— У здешнего магазинщика аннулировал! У него целая гора этого добра.
Арсенадзе развернул свиток, полюбовался рисунком, перевернул наизнанку и сказал:
— Пойдет! На одной стороне будем печатать.
Полюбовался обоями и завхоз и сразу понял суть дела:
— Веселая у нас газетка будет! Придется половину фуры освободить.
— Освобождай всю! — приказал Арсенадзе.
— Товарищ комиссар, да вы что? — взмолился завхоз, отчаянно заломив почерневший от костров тропический шлем. — Весна на носу, а у меня ребята сплошь в валенках ходят!
— Головой думаешь, дорогой, или своей мочальной «здравствуй-прощай»? — посмотрел пронзительно комиссар на Вакулина. — Сам говоришь — весна! Сеять надо! Красная Армия придет, чем кормить будем? Понятно или повторить?
— Не надо повторять. С первого раза понятно, — поник завхоз и крикнул партизанам: — Разгружайте фуру, ребята! А ботинки на себя вешайте. Все равно ни пары не брошу!
Уходили по вымершим улицам города с песнями. Шедшие в голове «пикари», вооруженные пиками, перекованными из кос и вил, горласто орали:
Когда песня «пикарей» долетала до Чепцова, лежавшего на фуре, наборщик дергался и приподнимался, снова порываясь бежать спасать горящую бумагу и шрифты. Дыхание его стало прерывистым и знойным, пряди давно не стриженных волос, влажных от предсмертной испарины, прилипли ко лбу и щекам. Папаша Крутогон, державший голову наборщика на коленях, с испугом смотрел на его лицо, ставшее маленьким, детским, и умолял раненого:
— Семен Семенович, трофей ты мой бесценный, ты натужься и не помирай. Слышишь? Не помирай, говорю…
Очередной номер «Партизанской правды» набирал уже Федя, то и дело чертыхаясь шепотом, когда на верстатку лезла совсем не та, какая нужна была, литера. Ночью, когда тискался на обоях весенний, посевной выпуск газеты, умер Чепцов. Партизаны вереницей шли в лазарет проститься с наборщиком. На груди Семена Семеновича был приколот большой красный бант, а нелепый рыбий рот его круглился в последней улыбке, словно он радовался, что наконец-то выбрал настоящий бант, цвета пролитой в боях рабочей крови.
А в открытую дверь лазарета доносилась из тайги звонкая, победная капель весны.
Соленые рубахи
Мы вспомянем, приподнимем шапки,
На мгновенье полыхнет огнем…
Вчера я вернулся из моего родного города. Был там на областной партконференции. По окончании одного из заседаний, поздно вечером — уже ночью, я не пошел в гостиницу, а решил пройтись по городу. Со мной пошел заведующий орготделом обкома, мой земляк и однолетка Миша Коновалов.
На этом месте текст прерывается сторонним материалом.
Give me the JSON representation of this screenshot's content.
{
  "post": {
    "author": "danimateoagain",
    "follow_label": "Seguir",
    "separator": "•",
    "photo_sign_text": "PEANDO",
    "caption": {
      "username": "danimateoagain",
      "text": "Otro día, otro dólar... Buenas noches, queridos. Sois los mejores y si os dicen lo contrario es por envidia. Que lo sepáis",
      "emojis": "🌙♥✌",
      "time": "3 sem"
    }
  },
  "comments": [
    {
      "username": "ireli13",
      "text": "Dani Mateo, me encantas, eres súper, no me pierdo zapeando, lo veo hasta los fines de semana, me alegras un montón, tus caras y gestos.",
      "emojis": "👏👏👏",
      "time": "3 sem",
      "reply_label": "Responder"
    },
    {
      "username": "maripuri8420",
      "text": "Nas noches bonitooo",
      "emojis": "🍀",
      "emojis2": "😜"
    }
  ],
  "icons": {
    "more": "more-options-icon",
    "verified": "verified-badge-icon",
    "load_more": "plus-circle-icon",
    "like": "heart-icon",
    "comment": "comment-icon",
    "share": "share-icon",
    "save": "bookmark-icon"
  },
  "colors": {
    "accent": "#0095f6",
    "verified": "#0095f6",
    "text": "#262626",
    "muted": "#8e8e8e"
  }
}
Шли не спеша. Ночь была лунной, теплой и душистой. Из городского сквера тянуло запахами жасмина и табака.
— А чем пахло на городских улицах в наше время, помнишь? — спросил вдруг Михаил.
Я не ответил, но подумал: «Пылью, всегда, и днем и ночью, только пылью! Она тучей стояла над городом, скрипела на зубах, сушила губы, и прохожие, отплевываясь и чертыхаясь, ослепленные пылью, шли ощупью, по стенкам».
Вместе с нами шел и большой, яркий месяц, то и дело запутываясь в густых ветвях деревьев и бросая на тротуары черные пятна. Да, деревья! А мальчишками мы с Мишей деревья видели только на картинках. Настоящих, зеленых, прохладных деревьев не было не только в городе, но и на пятьсот, пожалуй, верст в окружности. А теперь дышит наш город прохладой и ароматами садов, скверов и бульваров.
Мы с Мишей шли с бывшей Соборной, теперь Красногвардейской, площади. Я хотел еще раз увидеть навеки памятный для нас дом. И вот он встал передо мной, переливаясь в лунном свете траурным глянцем оконных стекол, дом, угрюмый и унылый, как огромный лабаз, но с фасонной кладкой, с мраморными колоннами парадного крыльца и резными дубовыми дверями, в которые, как в ворота, можно было бы въехать на тройке. Среди обступивших его новых многоэтажных домов он словно пригнулся, сгорбился, а когда-то он стоял спесивый и суровый, раздвинув каменными плечами соседние деревянные домишки и вскинувшись на высокий цоколь, чтобы всякая там шантрапа не подсматривала купеческую жизнь.
— Кто теперь его занимает? — спросил я.
— Этой зимой перевели мы сюда Центральную детскую библиотеку, — ответил Михаил. — А что?